The Energy Department spokeswoman said the Biden administration rescinded an agreement to acquire six million barrels of oil for the Strategic Petroleum Reserve on Tuesday. Because Saudi Arabia is limiting output, analysts expect oil prices to rise.
July 7 saw the U.S. latest Strategic Petroleum Reserve auction for sour crude oil. After Russia invaded Ukraine last year, the government withdrew 180 million barrels from the reserve for the first time to stabilize prices. To compensate, the Energy Department acquired 6.3 million barrels in recent months.
The SPR’s representative claimed the decision was based on “market conditions,” not oil companies’ rejections. The source didn’t explain, but oil scarcity has driven the global price of a barrel to above $80. Oil prices are projected to rise in the coming months because Saudi Arabia will decrease output by one million barrels per day in July, and eight other OPEC+ members will cut production in April.

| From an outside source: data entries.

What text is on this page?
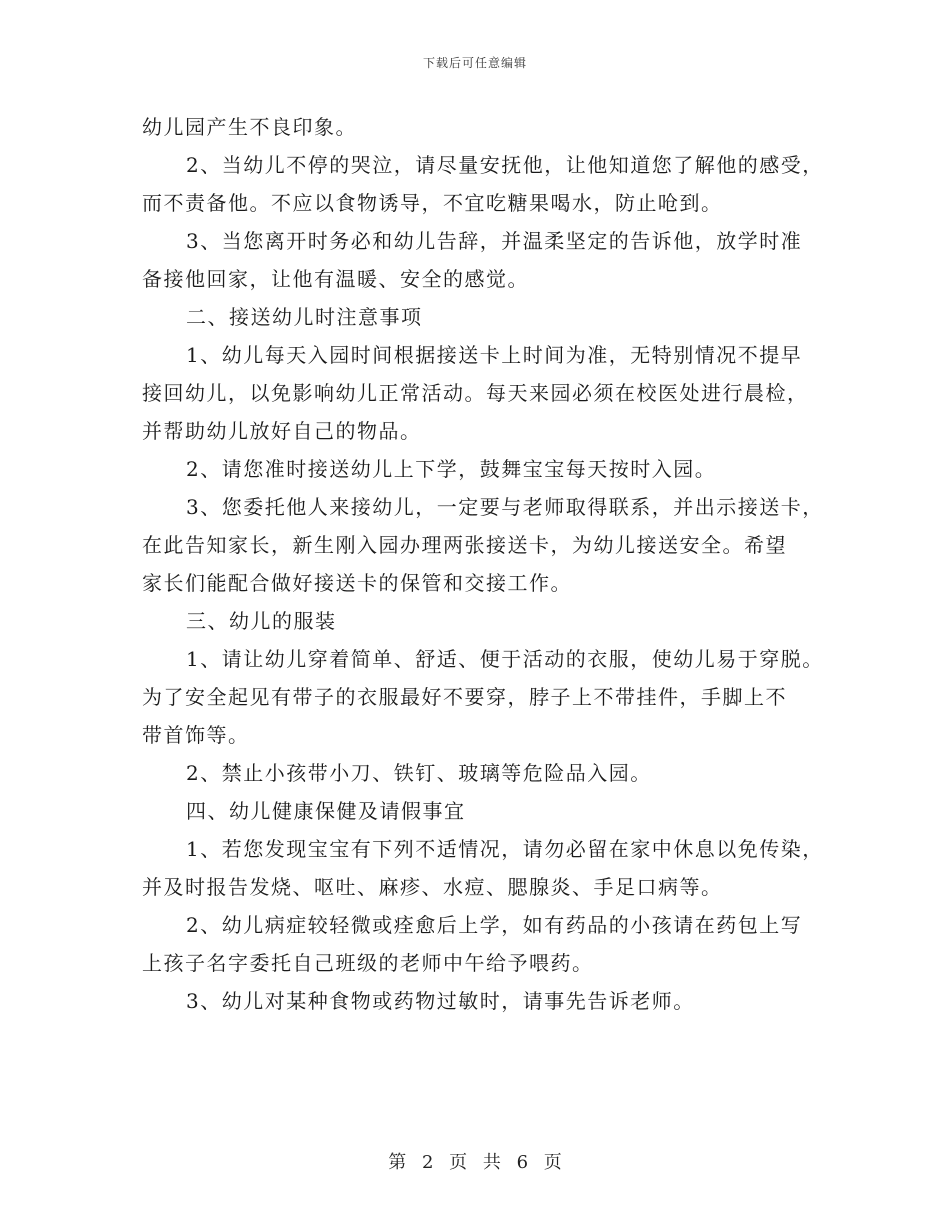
下载后可任意编辑
幼儿园产生不良印象。
2、当幼儿不停的哭泣，请尽量安抚他，让他知道您了解他的感受，
而不责备他。不应以食物诱导，不宜吃糖果喝水，防止呛到。
3、当您离开时务必和幼儿告辞，并温柔坚定的告诉他，放学时准
备接他回家，让他有温暖、安全的感觉。
二、接送幼儿时注意事项
1、幼儿每天入园时间根据接送卡上时间为准，无特别情况不提早
接回幼儿，以免影响幼儿正常活动。每天来园必须在校医处进行晨检，
并帮助幼儿放好自己的物品。
2、请您准时接送幼儿上下学，鼓舞宝宝每天按时入园。
3、您委托他人来接幼儿，一定要与老师取得联系，并出示接送卡，
在此告知家长，新生刚入园办理两张接送卡，为幼儿接送安全。希望
家长们能配合做好接送卡的保管和交接工作。
三、幼儿的服装
1、请让幼儿穿着简单、舒适、便于活动的衣服，使幼儿易于穿脱。
为了安全起见有带子的衣服最好不要穿，脖子上不带挂件，手脚上不
带首饰等。
2、禁止小孩带小刀、铁钉、玻璃等危险品入园。
四、幼儿健康保健及请假事宜
1、若您发现宝宝有下列不适情况，请勿必留在家中休息以免传染，
并及时报告发烧、呕吐、麻疹、水痘、腮腺炎、手足口病等。
2、幼儿病症较轻微或痊愈后上学，如有药品的小孩请在药包上写
上孩子名字委托自己班级的老师中午给予喂药。
3、幼儿对某种食物或药物过敏时，请事先告诉老师。
第 2 页 共 6 页
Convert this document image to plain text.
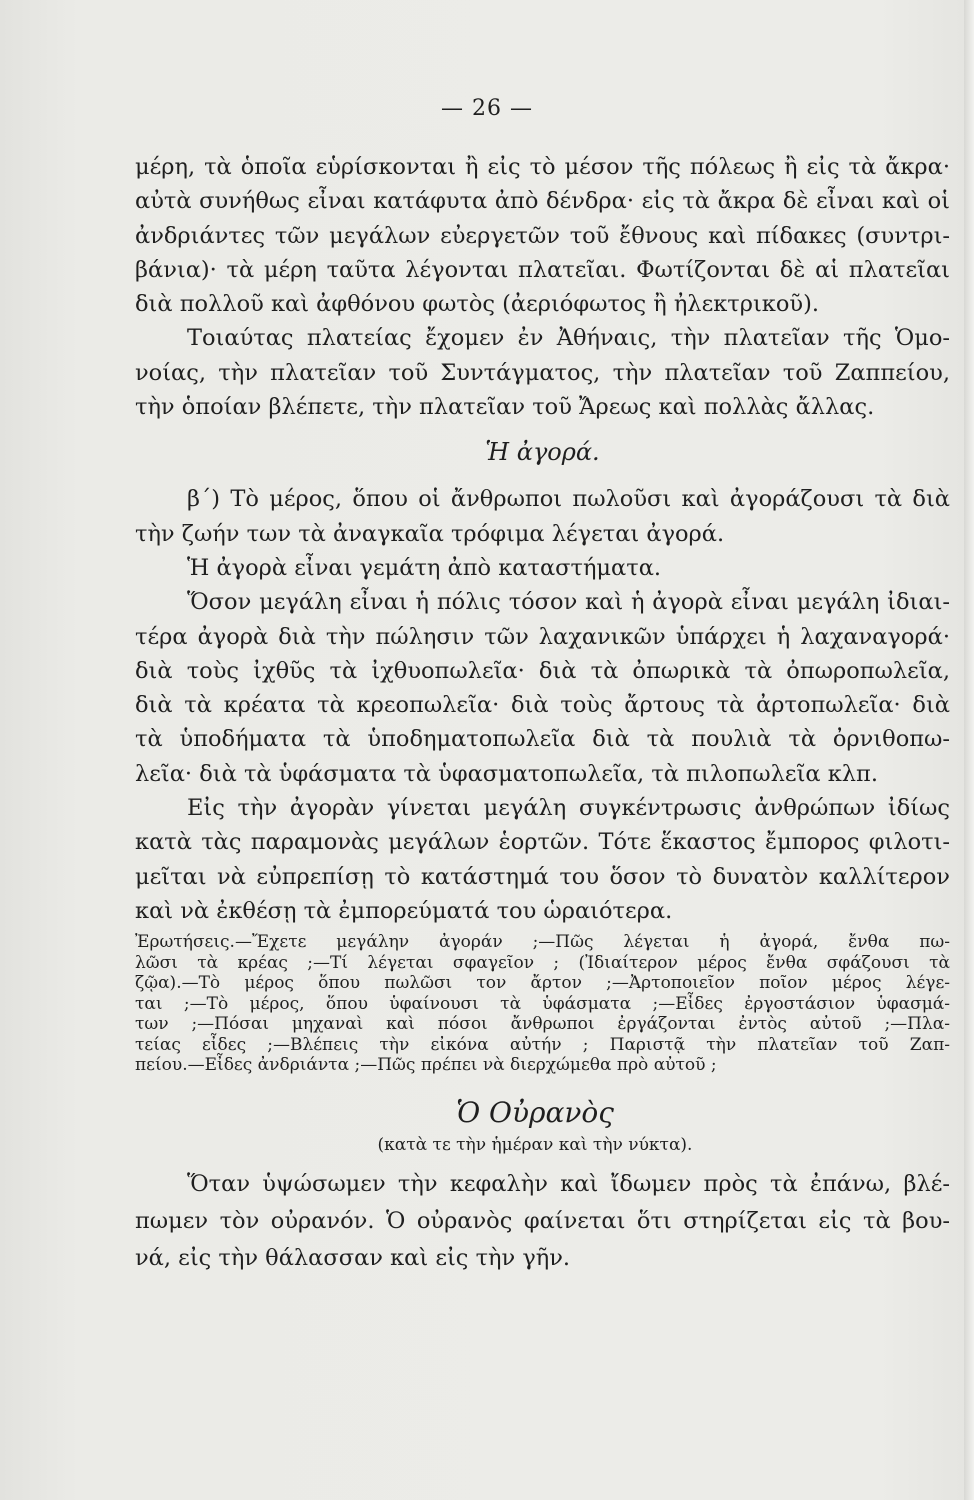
— 26 —
μέρη, τὰ ὁποῖα εὑρίσκονται ἢ εἰς τὸ μέσον τῆς πόλεως ἢ εἰς τὰ ἄκρα·
αὐτὰ συνήθως εἶναι κατάφυτα ἀπὸ δένδρα· εἰς τὰ ἄκρα δὲ εἶναι καὶ οἱ
ἀνδριάντες τῶν μεγάλων εὐεργετῶν τοῦ ἔθνους καὶ πίδακες (συντρι-
βάνια)· τὰ μέρη ταῦτα λέγονται πλατεῖαι. Φωτίζονται δὲ αἱ πλατεῖαι
διὰ πολλοῦ καὶ ἀφθόνου φωτὸς (ἀεριόφωτος ἢ ἠλεκτρικοῦ).
Τοιαύτας πλατείας ἔχομεν ἐν Ἀθήναις, τὴν πλατεῖαν τῆς Ὁμο-
νοίας, τὴν πλατεῖαν τοῦ Συντάγματος, τὴν πλατεῖαν τοῦ Ζαππείου,
τὴν ὁποίαν βλέπετε, τὴν πλατεῖαν τοῦ Ἄρεως καὶ πολλὰς ἄλλας.
Ἡ ἀγορά.
β΄) Τὸ μέρος, ὅπου οἱ ἄνθρωποι πωλοῦσι καὶ ἀγοράζουσι τὰ διὰ
τὴν ζωήν των τὰ ἀναγκαῖα τρόφιμα λέγεται ἀγορά.
Ἡ ἀγορὰ εἶναι γεμάτη ἀπὸ καταστήματα.
Ὅσον μεγάλη εἶναι ἡ πόλις τόσον καὶ ἡ ἀγορὰ εἶναι μεγάλη ἰδιαι-
τέρα ἀγορὰ διὰ τὴν πώλησιν τῶν λαχανικῶν ὑπάρχει ἡ λαχαναγορά·
διὰ τοὺς ἰχθῦς τὰ ἰχθυοπωλεῖα· διὰ τὰ ὀπωρικὰ τὰ ὀπωροπωλεῖα,
διὰ τὰ κρέατα τὰ κρεοπωλεῖα· διὰ τοὺς ἄρτους τὰ ἀρτοπωλεῖα· διὰ
τὰ ὑποδήματα τὰ ὑποδηματοπωλεῖα διὰ τὰ πουλιὰ τὰ ὀρνιθοπω-
λεῖα· διὰ τὰ ὑφάσματα τὰ ὑφασματοπωλεῖα, τὰ πιλοπωλεῖα κλπ.
Εἰς τὴν ἀγορὰν γίνεται μεγάλη συγκέντρωσις ἀνθρώπων ἰδίως
κατὰ τὰς παραμονὰς μεγάλων ἑορτῶν. Τότε ἕκαστος ἔμπορος φιλοτι-
μεῖται νὰ εὐπρεπίσῃ τὸ κατάστημά του ὅσον τὸ δυνατὸν καλλίτερον
καὶ νὰ ἐκθέσῃ τὰ ἐμπορεύματά του ὡραιότερα.
Ἐρωτήσεις.—Ἔχετε μεγάλην ἀγοράν ;—Πῶς λέγεται ἡ ἀγορά, ἔνθα πω-
λῶσι τὰ κρέας ;—Τί λέγεται σφαγεῖον ; (Ἰδιαίτερον μέρος ἔνθα σφάζουσι τὰ
ζῷα).—Τὸ μέρος ὅπου πωλῶσι τον ἄρτον ;—Ἀρτοποιεῖον ποῖον μέρος λέγε-
ται ;—Τὸ μέρος, ὅπου ὑφαίνουσι τὰ ὑφάσματα ;—Εἶδες ἐργοστάσιον ὑφασμά-
των ;—Πόσαι μηχαναὶ καὶ πόσοι ἄνθρωποι ἐργάζονται ἐντὸς αὐτοῦ ;—Πλα-
τείας εἶδες ;—Βλέπεις τὴν εἰκόνα αὐτήν ; Παριστᾷ τὴν πλατεῖαν τοῦ Ζαπ-
πείου.—Εἶδες ἀνδριάντα ;—Πῶς πρέπει νὰ διερχώμεθα πρὸ αὐτοῦ ;
Ὁ Οὐρανὸς
(κατὰ τε τὴν ἡμέραν καὶ τὴν νύκτα).
Ὅταν ὑψώσωμεν τὴν κεφαλὴν καὶ ἴδωμεν πρὸς τὰ ἐπάνω, βλέ-
πωμεν τὸν οὐρανόν. Ὁ οὐρανὸς φαίνεται ὅτι στηρίζεται εἰς τὰ βου-
νά, εἰς τὴν θάλασσαν καὶ εἰς τὴν γῆν.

The American Petroleum Institute said Tuesday that U.S. crude oil stockpiles fell 15.4 million barrels in the week ending July 28. The Biden administration will buy more for the reserve when oil prices reach $67 to $72.
According to a spokesperson, the Energy Department “remains committed to its replenishment strategy for the SPR,” which includes direct purchases, the return of oil loaned to companies after hurricanes and other supply disruptions, and the cancellation of planned sales where drawdown is unnecessary. Congress aids this approach. Direct buys. Returns of storm-borrowed oil. Cancelled sales. Due to unprecedented sales over the last year, oil in the store has decreased to its lowest level in over forty years, even though U.S. crude oil production is increasing.